I found the right button to push, held the phone up to my ear, and heard her voice rumbling out of it. “Girl, where are you right now?”
Peet plumped my drink in front of me, and I grinned at it, too. “Bar.” No point in not mincing words. I was preserving my energy for the slot machines.
“Well, have Peet mix me up a gin and tonic. I’m on the way over.”
“Impossible. Snow. Ice.” I may have given out a little hiccup at this point. “Weather.”
“No problem. I’m cross-country skiing over to see you.” Of course she was. Bambi lived no more than what, five miles away? I rolled my eyes. Bad move, as Kippers came into view. I focused back on my drink.
“I was getting cabin fever,” Bambi continued, gracefully ignori
ng the hiccup. “Figured I could use some exercise and then a drink and maybe a little round or two in the casino.”
I could use some exercise, too. I pictured the long hallway between the hotel and casino, which turned in on itself twice before you arrived at that glorious, open room filled with the unique combination of buzzing and binging slot machines, shouts of eager customers, and ice-filled, clinking glasses found only in gambling establishments the world over. It was a really, really long walk to get there.
“Walking the mile, walking the mile,” I mumbled into the phone.
Bambi understood. “Kippers there?” She had spent last evening with Kippers and me in the bar.
“Yeppers.” I giggled.
“Well, stop drinking, and when I get there we’ll get her so drunk she won’t be able to follow us down to the slots. Okay?”
“’S a plan.” I found the right button and hung up on her. Things were looking up.
“Cheese curds.” Peet plunked a bowl of the fried, steaming Wisconsin specialty on the bar in front of me and winked. He knew I wasn’t normally much of a drinker. He probably wanted to feed me before I slid onto the floor. I sniffed the bowl. Heavenly. I reached for a curd but Kippers’s mitt beat me to it. She dug out a handful and scattered most of the rest onto the bar.
I went back to my drink, waited for Bambi, and listened to Kippers smack her loathsome lips while she ate my curds.

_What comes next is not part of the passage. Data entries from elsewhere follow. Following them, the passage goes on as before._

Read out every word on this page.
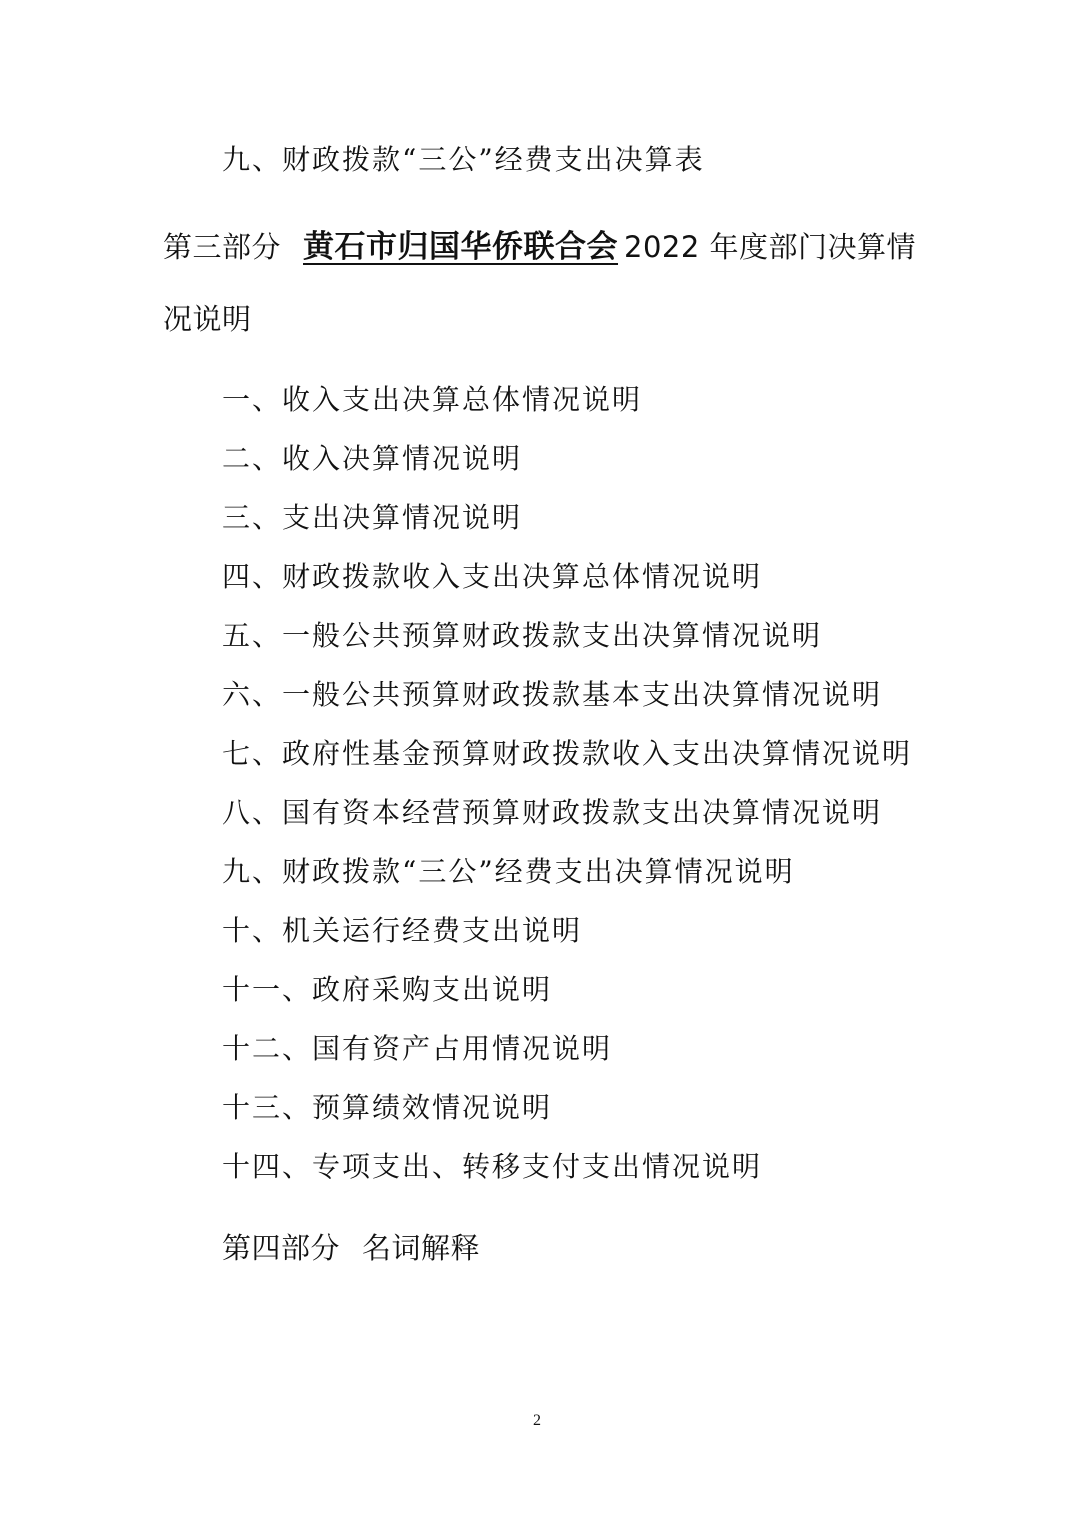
九、财政拨款“三公”经费支出决算表
第三部分 黄石市归国华侨联合会 2022 年度部门决算情
况说明
一、收入支出决算总体情况说明
二、收入决算情况说明
三、支出决算情况说明
四、财政拨款收入支出决算总体情况说明
五、一般公共预算财政拨款支出决算情况说明
六、一般公共预算财政拨款基本支出决算情况说明
七、政府性基金预算财政拨款收入支出决算情况说明
八、国有资本经营预算财政拨款支出决算情况说明
九、财政拨款“三公”经费支出决算情况说明
十、机关运行经费支出说明
十一、政府采购支出说明
十二、国有资产占用情况说明
十三、预算绩效情况说明
十四、专项支出、转移支付支出情况说明
第四部分 名词解释
2
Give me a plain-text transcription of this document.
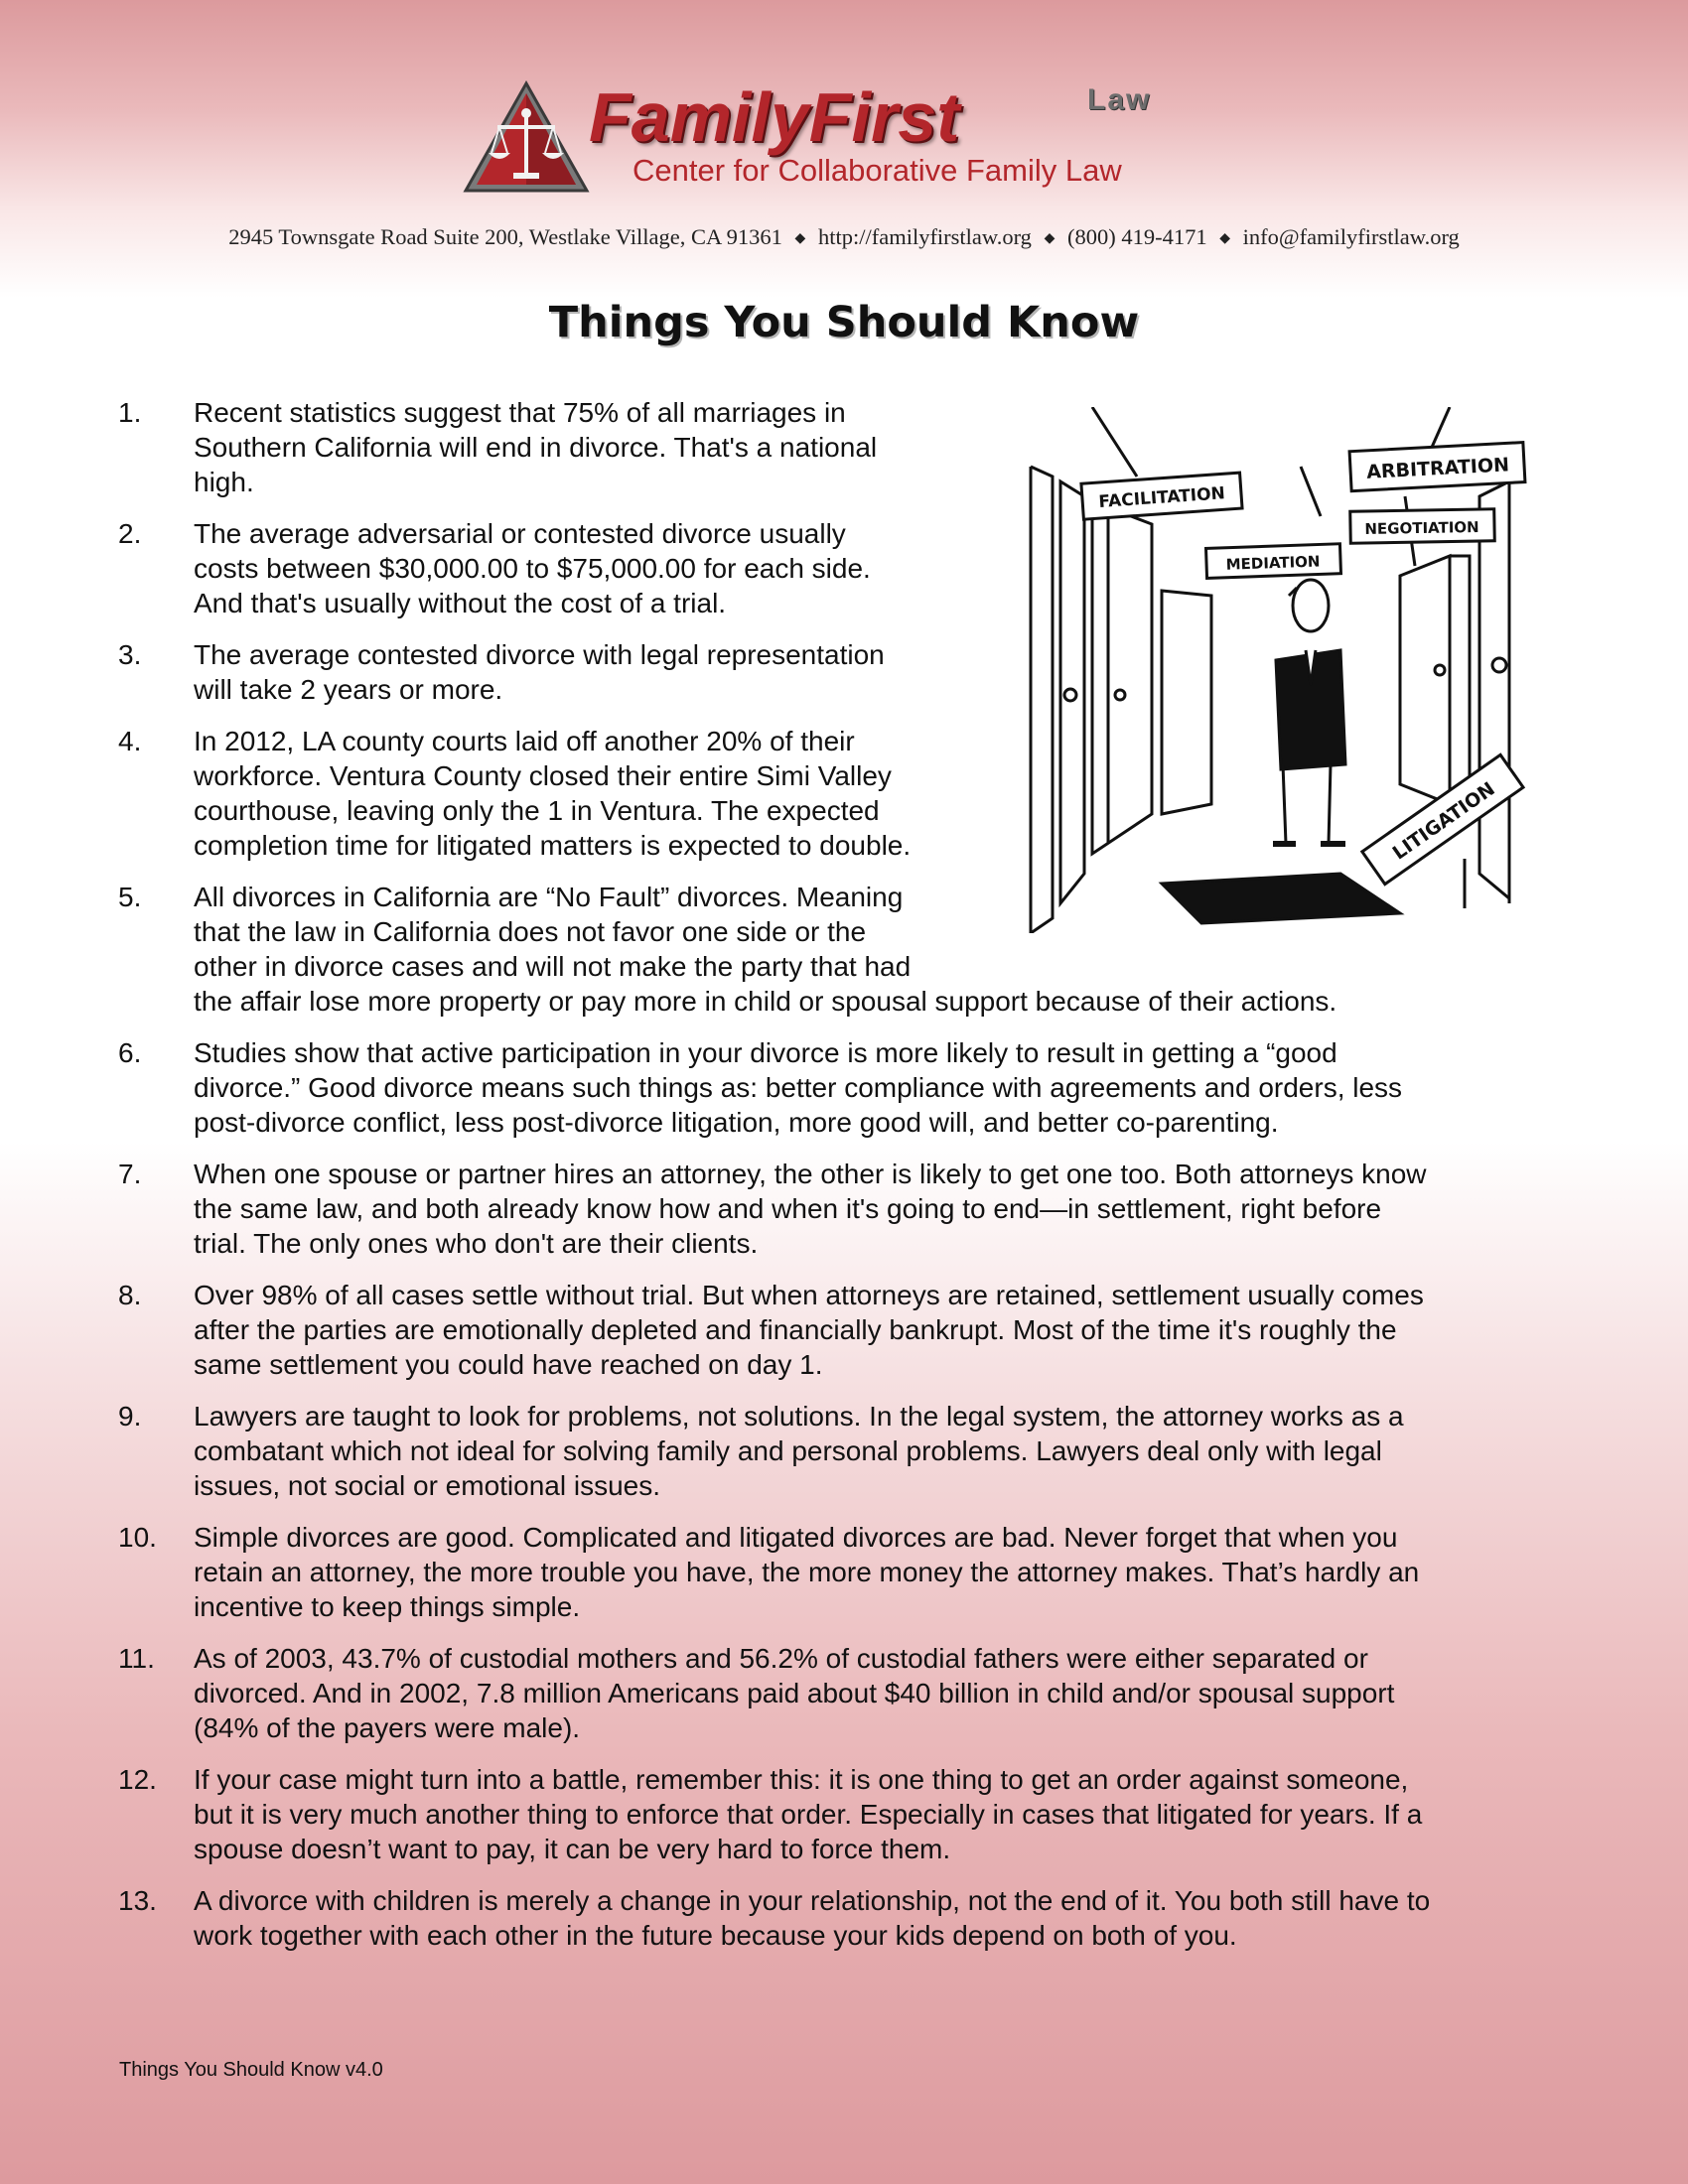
FamilyFirst	Law
Center for Collaborative Family Law
2945 Townsgate Road Suite 200, Westlake Village, CA 91361 ◆ http://familyfirstlaw.org ◆ (800) 419-4171 ◆ info@familyfirstlaw.org
Things You Should Know
FACILITATION
MEDIATION
ARBITRATION
NEGOTIATION
LITIGATION
1. Recent statistics suggest that 75% of all marriages in
Southern California will end in divorce. That's a national
high.
2. The average adversarial or contested divorce usually
costs between $30,000.00 to $75,000.00 for each side.
And that's usually without the cost of a trial.
3. The average contested divorce with legal representation
will take 2 years or more.
4. In 2012, LA county courts laid off another 20% of their
workforce. Ventura County closed their entire Simi Valley
courthouse, leaving only the 1 in Ventura. The expected
completion time for litigated matters is expected to double.
5. All divorces in California are “No Fault” divorces. Meaning
that the law in California does not favor one side or the
other in divorce cases and will not make the party that had
the affair lose more property or pay more in child or spousal support because of their actions.
6. Studies show that active participation in your divorce is more likely to result in getting a “good
divorce.” Good divorce means such things as: better compliance with agreements and orders, less
post-divorce conflict, less post-divorce litigation, more good will, and better co-parenting.
7. When one spouse or partner hires an attorney, the other is likely to get one too. Both attorneys know
the same law, and both already know how and when it's going to end—in settlement, right before
trial. The only ones who don't are their clients.
8. Over 98% of all cases settle without trial. But when attorneys are retained, settlement usually comes
after the parties are emotionally depleted and financially bankrupt. Most of the time it's roughly the
same settlement you could have reached on day 1.
9. Lawyers are taught to look for problems, not solutions. In the legal system, the attorney works as a
combatant which not ideal for solving family and personal problems. Lawyers deal only with legal
issues, not social or emotional issues.
10. Simple divorces are good. Complicated and litigated divorces are bad. Never forget that when you
retain an attorney, the more trouble you have, the more money the attorney makes. That’s hardly an
incentive to keep things simple.
11. As of 2003, 43.7% of custodial mothers and 56.2% of custodial fathers were either separated or
divorced. And in 2002, 7.8 million Americans paid about $40 billion in child and/or spousal support
(84% of the payers were male).
12. If your case might turn into a battle, remember this: it is one thing to get an order against someone,
but it is very much another thing to enforce that order. Especially in cases that litigated for years. If a
spouse doesn’t want to pay, it can be very hard to force them.
13. A divorce with children is merely a change in your relationship, not the end of it. You both still have to
work together with each other in the future because your kids depend on both of you.
Things You Should Know v4.0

Kippers was talking nonstop and I had half a drink left when I sensed Bambi sliding onto the barstool on the other side of Kippers. Good. We had the clown surrounded.
“Kippers, my clown friend. What’s shaking?” Bambi’s voice boomed, and I heard Kippers mumble something in return.
“Gin and tonic for me, Peet, and I think some hot green tea for these two clowns.” I resented being included as a clown, but before I could protest, Bambi snatched something out of Kippers’s gigantic purse, which was open on the bar. “Kippers, what’s this?”